Take the Bus


 

The bus ride started pleasantly. The driver adjusted his cap and sunglasses and smiled at him as he climbed up.

“Can you let me know when we are just about at Mayflor?”

“Sure thing.”

Buses were inviting. He liked this bus with its friendly driver. He had always liked being whisked away, riding high, able to look around. Buses were cheap, too. He jingled the change in his pocket and fingered the bills folded there. Alice would be pleased he was shopping for her. He wished Gamble’s was still in business; he could just ask for something. They had known him. Frank would say,

“Hey, Lloyd, what can we do for you today?” “I’m looking for a present.”

“Lady?”

“Of course. What do you have?” “Let me show you. I’ve got an idea.”

Gamble’s had never failed him. It was sad when Frank died and the store closed.

Now the familiar places where he used to buy most everything whizzed by the bus. These neighborhoods warmed him, sunny, homey and right-feeling.

The bus took the turn and moved uphill. Here the road was dappled in sun under huge trees hugging the road. Were they eucalyptus? He thought so, but he wasn’t sure which kind. Hadn’t they been brought here? For lumber? But it didn’t work out. Something. The sunlight dampened under a passing cloud.

The bus rode on. The neighborhoods grew less familiar to him. Now the bigger, brassy, brash-feeling houses, set back from the road, stood, strangers in the trees. The windows looked back at him impersonally, blankly, like people on the sidewalk keeping their eyes fixed and distant. He shied away from the bus window, watched the other passengers. The lady with the crocheted shopping bag looked in a pocket mirror, tucking loose hair beneath her tam. Two high school students, one carrying a book, thumped their backpacks to the floor. He noticed the driver had changed. Had that happened at one of the stops? He hadn’t seen that. Lost in thought. She was now a big, Latin woman who draped her uniform coat unevenly over the back of the driver’s seat. She wore ear buds. She was chewing gum viciously.

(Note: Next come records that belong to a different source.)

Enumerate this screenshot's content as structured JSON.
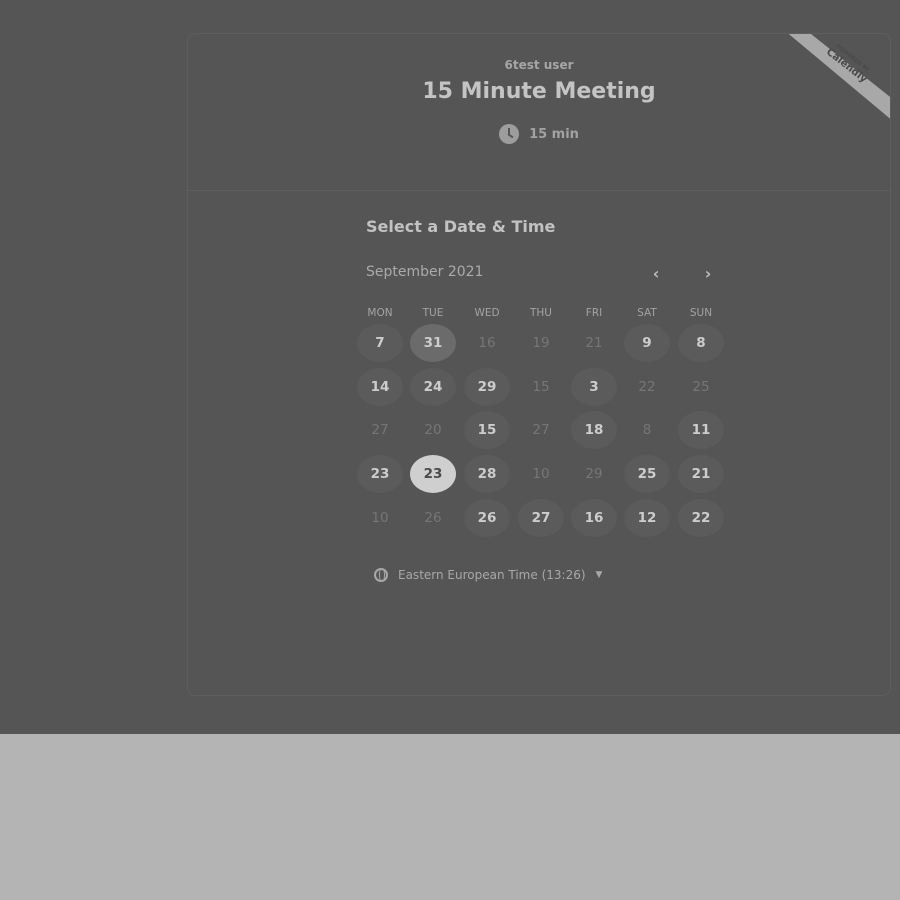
{
  "header": {
    "host_name": "6test user",
    "event_title": "15 Minute Meeting",
    "duration": "15 min",
    "icon": "clock-icon"
  },
  "ribbon": {
    "line1": "POWERED BY",
    "line2": "Calendly"
  },
  "calendar": {
    "section_title": "Select a Date & Time",
    "month_label": "September 2021",
    "prev_icon": "chevron-left-icon",
    "next_icon": "chevron-right-icon",
    "weekdays": [
      "MON",
      "TUE",
      "WED",
      "THU",
      "FRI",
      "SAT",
      "SUN"
    ],
    "rows": [
      [
        {
          "label": "7",
          "state": "avail"
        },
        {
          "label": "31",
          "state": "today"
        },
        {
          "label": "16",
          "state": "unavail"
        },
        {
          "label": "19",
          "state": "unavail"
        },
        {
          "label": "21",
          "state": "unavail"
        },
        {
          "label": "9",
          "state": "avail"
        },
        {
          "label": "8",
          "state": "avail"
        }
      ],
      [
        {
          "label": "14",
          "state": "avail"
        },
        {
          "label": "24",
          "state": "avail"
        },
        {
          "label": "29",
          "state": "avail"
        },
        {
          "label": "15",
          "state": "unavail"
        },
        {
          "label": "3",
          "state": "avail"
        },
        {
          "label": "22",
          "state": "unavail"
        },
        {
          "label": "25",
          "state": "unavail"
        }
      ],
      [
        {
          "label": "27",
          "state": "unavail"
        },
        {
          "label": "20",
          "state": "unavail"
        },
        {
          "label": "15",
          "state": "avail"
        },
        {
          "label": "27",
          "state": "unavail"
        },
        {
          "label": "18",
          "state": "avail"
        },
        {
          "label": "8",
          "state": "unavail"
        },
        {
          "label": "11",
          "state": "avail"
        }
      ],
      [
        {
          "label": "23",
          "state": "avail"
        },
        {
          "label": "23",
          "state": "selected"
        },
        {
          "label": "28",
          "state": "avail"
        },
        {
          "label": "10",
          "state": "unavail"
        },
        {
          "label": "29",
          "state": "unavail"
        },
        {
          "label": "25",
          "state": "avail"
        },
        {
          "label": "21",
          "state": "avail"
        }
      ],
      [
        {
          "label": "10",
          "state": "unavail"
        },
        {
          "label": "26",
          "state": "unavail"
        },
        {
          "label": "26",
          "state": "avail"
        },
        {
          "label": "27",
          "state": "avail"
        },
        {
          "label": "16",
          "state": "avail"
        },
        {
          "label": "12",
          "state": "avail"
        },
        {
          "label": "22",
          "state": "avail"
        }
      ]
    ]
  },
  "timezone": {
    "label": "Eastern European Time (13:26)",
    "icon": "globe-icon",
    "caret_icon": "caret-down-icon"
  }
}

He looked out again. Houses had disappeared now. He saw a few large storefronts behind parking lots, gas stations set around hummocks of lawn and red-leaved ornamentals, and something—was that a fire station?— fronting the street with three high garage doors. Just beyond, he saw huge blank-walled buildings through the maples and acacias, then, a round tower that marked the corner of one like a castle turret. The bus idled at a traffic light, moved under a lofty, goading arch spanning the road. He did not recognize this place. Did the driver call out Mayflor? No. That was worrisome.

The arch grew from twin geodesic-structured towers; in the center of the arch and supported by the gigantic, polished metal letters, M-a-y-f-l-o-r, a huge tulip in a filigreed circle spanned the road. The bus turned under the arch into a parking lot, stopped at a bus shelter that had a similar, smaller tulip over its own arching roof. He got off.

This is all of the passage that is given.